Note: This review is from the 2017 Fringe

Angela Barnes is obsessed with bunkers. It may not be the most obvious choice for the basis of a comedy show, but somehow Barnes manages to take the audience along with her. This is due (at least in part) to her straight-talking manner which manages to say it as it is and at the same time say what many of us are thinking.

Barnes recently turned 40 and as part of the “Peter Pan generation,” she’s delighted – not least because she can begin to stop fielding questions about whether or not she will have children. She is keen to point out that this has nothing to do with compassion and everything to do with the fact she doesn’t want them… and why shouldn’t that alone be an acceptable life choice?

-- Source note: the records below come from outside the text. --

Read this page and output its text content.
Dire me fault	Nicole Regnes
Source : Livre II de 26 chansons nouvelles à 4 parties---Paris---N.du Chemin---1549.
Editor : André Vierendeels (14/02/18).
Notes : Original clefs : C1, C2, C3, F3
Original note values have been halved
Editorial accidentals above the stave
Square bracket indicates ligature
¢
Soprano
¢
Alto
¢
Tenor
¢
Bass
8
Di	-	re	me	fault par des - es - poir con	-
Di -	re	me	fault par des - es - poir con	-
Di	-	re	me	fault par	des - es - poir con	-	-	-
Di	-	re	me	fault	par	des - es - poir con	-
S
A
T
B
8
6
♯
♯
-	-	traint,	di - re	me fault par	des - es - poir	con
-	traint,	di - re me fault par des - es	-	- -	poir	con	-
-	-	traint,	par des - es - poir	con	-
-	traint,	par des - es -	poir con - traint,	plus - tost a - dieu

She is very happy with where she is in her life and so she should be? With a whole host of TV and radio appearances in recent years, Barnes is quickly becoming a household name in comedy and she has finally found the “guardian of her solitude” with whom she wants to spend the rest of her life. This “love of her life” also managed to give her the perfect 40th birthday present – an overnight stay in a nuclear bunker. Her journey through some of her “bunker visits” and the history of why the bunkers came to be is fascinating and funny in equal measure and one even served as the perfect place to be the day Trump came to power.

But it’s not all cold-war bunkers; flying, poetry, New Zealand’s obsession with beetroot and bucket lists are all fodder for Barnes sharp-wit, although there is a lack of out-loud laughter for the personable comedian. As if to prove just how nice she is, as audience members leave they are each thanked and handed a leaflet with some additional information on cold war history for those who are inspired by the bunker chat.